Familiar Holiday Story, Big Anti-Bullying Twist

The animated classic Rudolph hits the Merriam, and producers have teamed up with the National Bullying Prevention Center.

The cast of "Rudolph."

The cast of “Rudolph.”

Alright, admit it: How many times have you watched those stop-motion animated holiday television specials, sang along to the songs, and thought, “These would make the best stage musicals?” You weren’t alone. In fact, theater producers put the idea to the test back in 2012 with a live version of Rudolph, The Red-Nosed Reindeer, complete with the Island of Misfit toys.

It was a hit, so much so that this holiday season there are three national touring companies of the production playing over 50 cities, including an upcoming stop at Philly’s Merriam Theatre, and that’s on top of two sit-down productions in both Raleigh and Orlando. However, we often forget that the title character of Rudolph was the victim of bullying because of his shiny red nose. Producers took note of this fact and teamed up with the National Bullying Prevention Center to send a clear message to youth that it is downright not cool to bully anyone due to their looks, sexual orientation, physical disability, etc.

We sat down with the show’s Producing Partner, Bob Penola, about why Rudolph is such a good fit for the stage and what anti-bullying resources are available for educators, parents, and audience members who bring youth to the musical.

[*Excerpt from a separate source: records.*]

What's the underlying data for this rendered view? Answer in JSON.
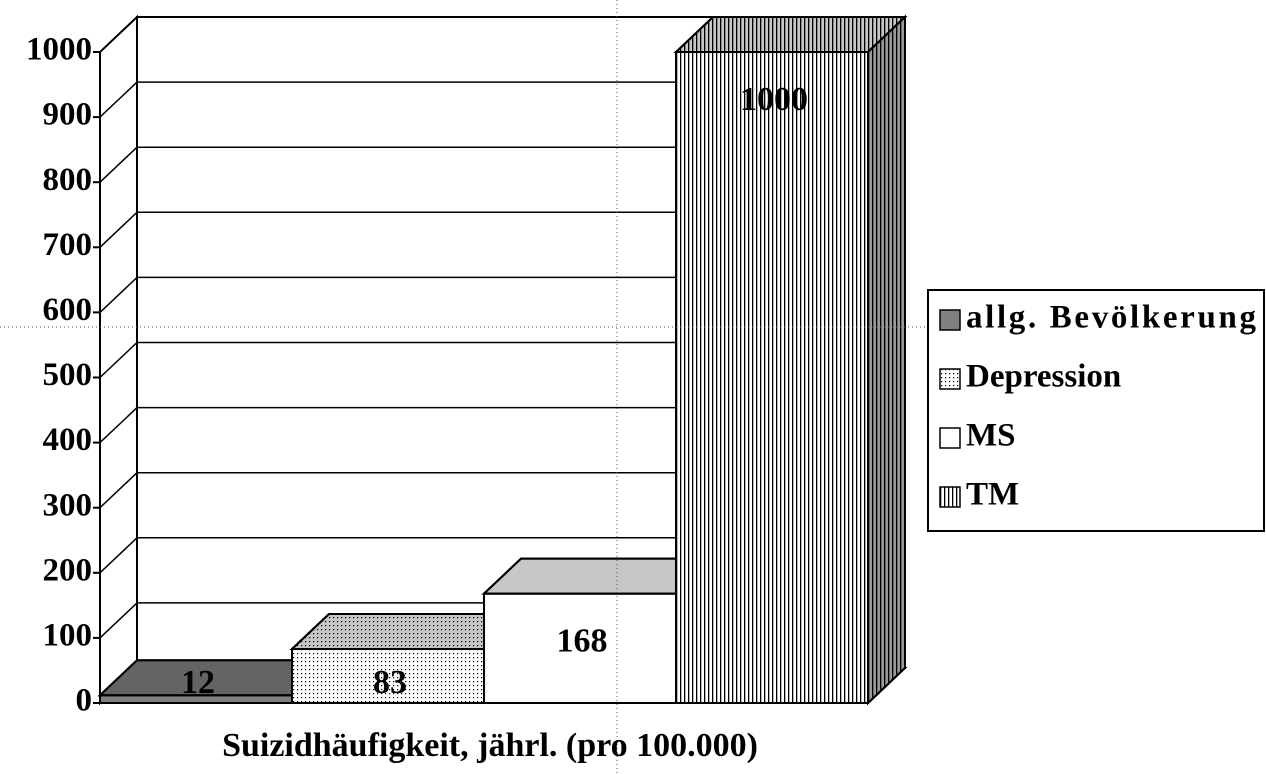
{
  "chart_data": {
    "type": "bar3d",
    "x_label": "Suizidhäufigkeit, jährl. (pro 100.000)",
    "series": [
      {
        "name": "allg. Bevölkerung",
        "color": "#808080",
        "pattern": "solid",
        "values": [
          12
        ]
      },
      {
        "name": "Depression",
        "color": "#ffffff",
        "pattern": "dots",
        "values": [
          83
        ]
      },
      {
        "name": "MS",
        "color": "#ffffff",
        "pattern": "solid",
        "values": [
          168
        ]
      },
      {
        "name": "TM",
        "color": "#ffffff",
        "pattern": "vertical-lines",
        "values": [
          1000
        ]
      }
    ],
    "ylim": [
      0,
      1000
    ],
    "yticks": [
      0,
      100,
      200,
      300,
      400,
      500,
      600,
      700,
      800,
      900,
      1000
    ],
    "grid": true,
    "legend": "right"
  }
}
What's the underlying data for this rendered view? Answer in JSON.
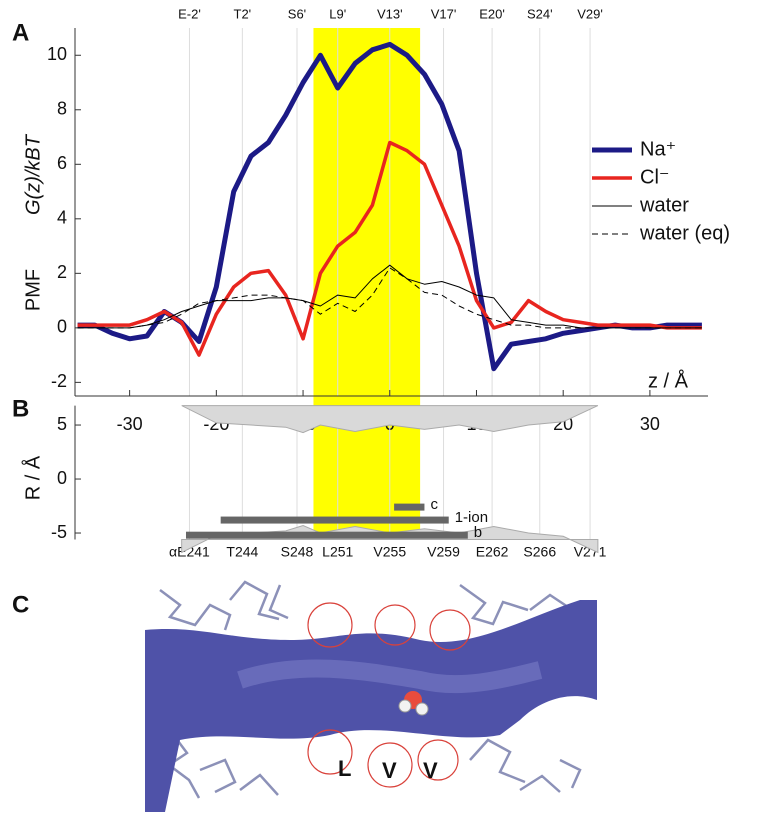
{
  "panel_labels": [
    "A",
    "B",
    "C"
  ],
  "chart_data": [
    {
      "type": "line",
      "y_label": "PMF",
      "y_label_2": "G(z)/kBT",
      "x_label": "z / Å",
      "xlim": [
        -36.3,
        36.7
      ],
      "ylim": [
        -2.5,
        11
      ],
      "xticks": [
        -30,
        -20,
        -10,
        0,
        10,
        20,
        30
      ],
      "yticks": [
        -2,
        0,
        2,
        4,
        6,
        8,
        10
      ],
      "top_ticks": [
        {
          "value": -23.1,
          "label": "E-2'"
        },
        {
          "value": -17,
          "label": "T2'"
        },
        {
          "value": -10.7,
          "label": "S6'"
        },
        {
          "value": -6,
          "label": "L9'"
        },
        {
          "value": 0,
          "label": "V13'"
        },
        {
          "value": 6.2,
          "label": "V17'"
        },
        {
          "value": 11.8,
          "label": "E20'"
        },
        {
          "value": 17.3,
          "label": "S24'"
        },
        {
          "value": 23.1,
          "label": "V29'"
        }
      ],
      "highlight": [
        -8.8,
        3.5
      ],
      "highlight_color": "#ffff00",
      "x": [
        -36,
        -34,
        -32,
        -30,
        -28,
        -26,
        -24,
        -22,
        -20,
        -18,
        -16,
        -14,
        -12,
        -10,
        -8,
        -6,
        -4,
        -2,
        0,
        2,
        4,
        6,
        8,
        10,
        12,
        14,
        16,
        18,
        20,
        22,
        24,
        26,
        28,
        30,
        32,
        34,
        36
      ],
      "series": [
        {
          "name": "Na⁺",
          "color": "#1c1a86",
          "width": 5,
          "dash": false,
          "values": [
            0.1,
            0.1,
            -0.2,
            -0.4,
            -0.3,
            0.6,
            0.2,
            -0.5,
            1.5,
            5,
            6.3,
            6.8,
            7.8,
            9,
            10,
            8.8,
            9.7,
            10.2,
            10.4,
            10,
            9.3,
            8.2,
            6.5,
            2,
            -1.5,
            -0.6,
            -0.5,
            -0.4,
            -0.2,
            -0.1,
            0,
            0.1,
            0,
            0,
            0.1,
            0.1,
            0.1
          ]
        },
        {
          "name": "Cl⁻",
          "color": "#e8251f",
          "width": 3.5,
          "dash": false,
          "values": [
            0.1,
            0.1,
            0.1,
            0.1,
            0.3,
            0.6,
            0.2,
            -1,
            0.5,
            1.5,
            2,
            2.1,
            1.2,
            -0.4,
            2,
            3,
            3.5,
            4.5,
            6.8,
            6.5,
            6,
            4.5,
            3,
            1,
            0,
            0.2,
            1,
            0.6,
            0.3,
            0.2,
            0.1,
            0.1,
            0.1,
            0.1,
            0,
            0,
            0
          ]
        },
        {
          "name": "water",
          "color": "#000000",
          "width": 1,
          "dash": false,
          "values": [
            0,
            0,
            0,
            0,
            0.1,
            0.3,
            0.6,
            0.8,
            1,
            1,
            1,
            1.1,
            1.1,
            1,
            0.8,
            1.2,
            1.1,
            1.8,
            2.3,
            1.8,
            1.6,
            1.7,
            1.5,
            1.2,
            1.1,
            0.3,
            0.2,
            0.1,
            0.1,
            0,
            0,
            0,
            0,
            0,
            0,
            0,
            0
          ]
        },
        {
          "name": "water (eq)",
          "color": "#000000",
          "width": 1,
          "dash": true,
          "values": [
            0,
            0,
            0,
            0,
            0.1,
            0.2,
            0.5,
            0.9,
            1,
            1.1,
            1.2,
            1.2,
            1.1,
            1,
            0.5,
            0.9,
            0.6,
            1.2,
            2.2,
            1.8,
            1.3,
            1.2,
            0.8,
            0.5,
            0.3,
            0.1,
            0.1,
            0,
            0,
            0,
            0,
            0,
            0,
            0,
            0,
            0,
            0
          ]
        }
      ]
    },
    {
      "type": "profile",
      "y_label": "R / Å",
      "xlim": [
        -36.3,
        36.7
      ],
      "ylim": [
        -5.6,
        6.8
      ],
      "yticks": [
        -5,
        0,
        5
      ],
      "bottom_ticks": [
        {
          "value": -23.1,
          "label": "αE241"
        },
        {
          "value": -17,
          "label": "T244"
        },
        {
          "value": -10.7,
          "label": "S248"
        },
        {
          "value": -6,
          "label": "L251"
        },
        {
          "value": 0,
          "label": "V255"
        },
        {
          "value": 6.2,
          "label": "V259"
        },
        {
          "value": 11.8,
          "label": "E262"
        },
        {
          "value": 17.3,
          "label": "S266"
        },
        {
          "value": 23.1,
          "label": "V271"
        }
      ],
      "x": [
        -24,
        -20,
        -16,
        -12,
        -10,
        -8,
        -4,
        0,
        4,
        8,
        12,
        16,
        20,
        24
      ],
      "values": [
        6.8,
        5.2,
        5,
        4.8,
        4.3,
        5,
        4.4,
        5,
        4.6,
        5,
        4.4,
        5,
        5.3,
        6.8
      ],
      "color": "#d9d9d9",
      "ranges": [
        {
          "label": "c",
          "start": 0.5,
          "end": 4,
          "r": -2.6
        },
        {
          "label": "1-ion",
          "start": -19.5,
          "end": 6.8,
          "r": -3.8
        },
        {
          "label": "b",
          "start": -23.5,
          "end": 9,
          "r": -5.2
        }
      ],
      "range_color": "#666666"
    }
  ],
  "image": {
    "labels": [
      "L",
      "V",
      "V"
    ]
  }
}
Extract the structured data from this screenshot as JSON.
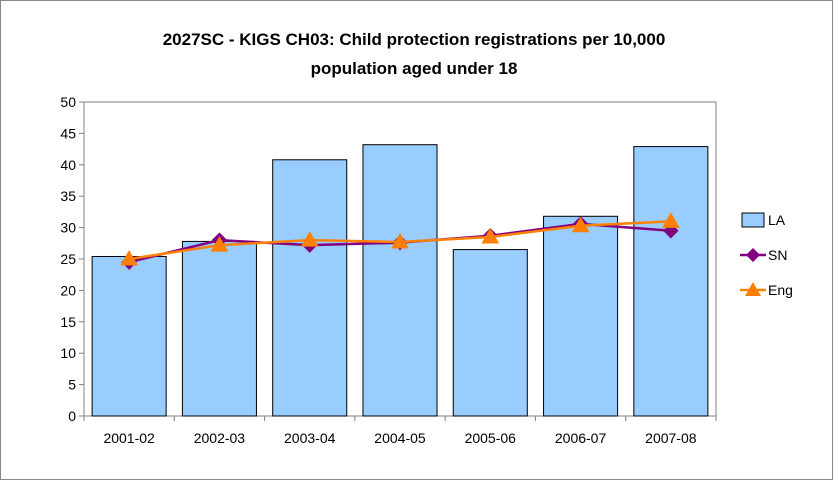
{
  "chart_data": {
    "type": "bar",
    "title": "2027SC - KIGS CH03: Child protection registrations per 10,000 population aged under 18",
    "title_lines": [
      "2027SC - KIGS CH03: Child protection registrations per 10,000",
      "population aged under 18"
    ],
    "categories": [
      "2001-02",
      "2002-03",
      "2003-04",
      "2004-05",
      "2005-06",
      "2006-07",
      "2007-08"
    ],
    "ylim": [
      0,
      50
    ],
    "yticks": [
      0,
      5,
      10,
      15,
      20,
      25,
      30,
      35,
      40,
      45,
      50
    ],
    "grid": false,
    "legend_position": "right",
    "series": [
      {
        "name": "LA",
        "kind": "bar",
        "color": "#99ccff",
        "edge": "#000000",
        "values": [
          25.4,
          27.8,
          40.8,
          43.2,
          26.5,
          31.8,
          42.9
        ]
      },
      {
        "name": "SN",
        "kind": "line",
        "color": "#800080",
        "marker": "diamond",
        "values": [
          24.5,
          28.0,
          27.2,
          27.6,
          28.7,
          30.6,
          29.5
        ]
      },
      {
        "name": "Eng",
        "kind": "line",
        "color": "#ff8000",
        "marker": "triangle",
        "values": [
          25.0,
          27.2,
          28.0,
          27.7,
          28.5,
          30.3,
          31.0
        ]
      }
    ]
  }
}
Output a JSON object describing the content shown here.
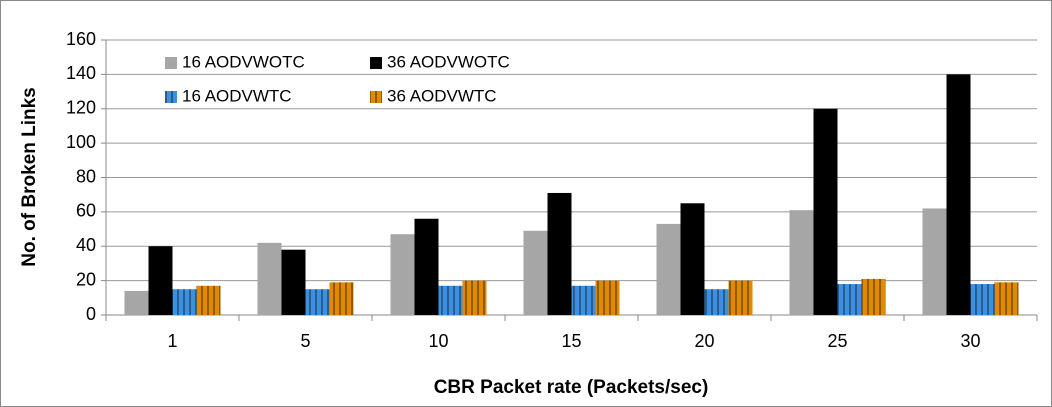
{
  "chart_data": {
    "type": "bar",
    "x_label": "CBR Packet rate (Packets/sec)",
    "y_label": "No. of Broken Links",
    "categories": [
      "1",
      "5",
      "10",
      "15",
      "20",
      "25",
      "30"
    ],
    "series": [
      {
        "name": "16 AODVWOTC",
        "color": "#a6a6a6",
        "values": [
          14,
          42,
          47,
          49,
          53,
          61,
          62
        ]
      },
      {
        "name": "36 AODVWOTC",
        "color": "#000000",
        "values": [
          40,
          38,
          56,
          71,
          65,
          120,
          140
        ]
      },
      {
        "name": "16 AODVWTC",
        "color": "#3d8fe0",
        "striped": true,
        "values": [
          15,
          15,
          17,
          17,
          15,
          18,
          18
        ]
      },
      {
        "name": "36 AODVWTC",
        "color": "#e08a00",
        "striped": true,
        "values": [
          17,
          19,
          20,
          20,
          20,
          21,
          19
        ]
      }
    ],
    "ylim": [
      0,
      160
    ],
    "yticks": [
      0,
      20,
      40,
      60,
      80,
      100,
      120,
      140,
      160
    ],
    "grid": true
  }
}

I think it’s really quite genius, even from a marketing standpoint, to bring Rudolph to the stage. Who is the brainchild behind the idea, and what has the translation process been like? Really, the brainchild was the original creators because the television special was essentially a musical: There were all of these characters, a great plot, and fantastic musical production qualities. The hardest thing about the translation process was bringing all of the things that people love from the television special to the stage, like the misfit toys. What got us there was combining live actors and puppets. They are beautiful puppets. You forget that the puppeteers are on the stage, and it creates such a sense of fantasy. For example, the Bumble is operated by three people. It’s old theatrical effects and great performers.

A scene from "Rudolph."

A scene from “Rudolph.”

I’d love to hear more about the show’s tie-in with the National Bullying Prevention Center and the Shine Bright Campaign. When the show became a live entity back in 2012, it was such a natural fit in terms of story, and that story is one of the reasons that it has been so long lasting. It’s a story about someone who is bullied but who has the greatest gift. It’s completely relevant to bullying prevention across the country. We’re talking about bullying now more than ever. That’s part of the reason why this sort of show can really help. Every kid has that moment when they want to be nasty to another kid, but this gets out in front of that. On the National Bullying Prevention Center’s website, there’s information about the Shine Bright Campaign. It’s a great kick-off for talking points and there’s a lot of educational materials. There are classroom activities, discussions, and activity guides to use with students. There are tons of connections to schools with the tours: There are many special promotions and groups. The show has absolutely got a social connection.

I’m guessing there are a lot of families and kids who show up to the performances of the musical, but I can also imagine that the adults who attend are pretty nostalgic, too. Absolutely. I saw it the other night in Boston, and the audience was filled with little children. I mean, little, little children with their parents and grandparents. But, there were also young couples and single people with friends. This piece has been around for over 50 years and people have such a strong affection for it, whether it is with their families or by themselves.

I think all of those old holiday animated specials would be such good stage musicals. Besides Rudolph, what other ones would you love to see on stage? Oh, God, I’m so connected to this property that it’s hard for me to say. I love them all. But…if I had a nostalgic favorite besides Rudolph, I’d have to say Santa Claus is Coming to Town.

Yes! Or, I’d love to see A Year Without a Santa Claus with the Heatmiser! They all have such lovely musical components. They have these great musical numbers and natural production qualities.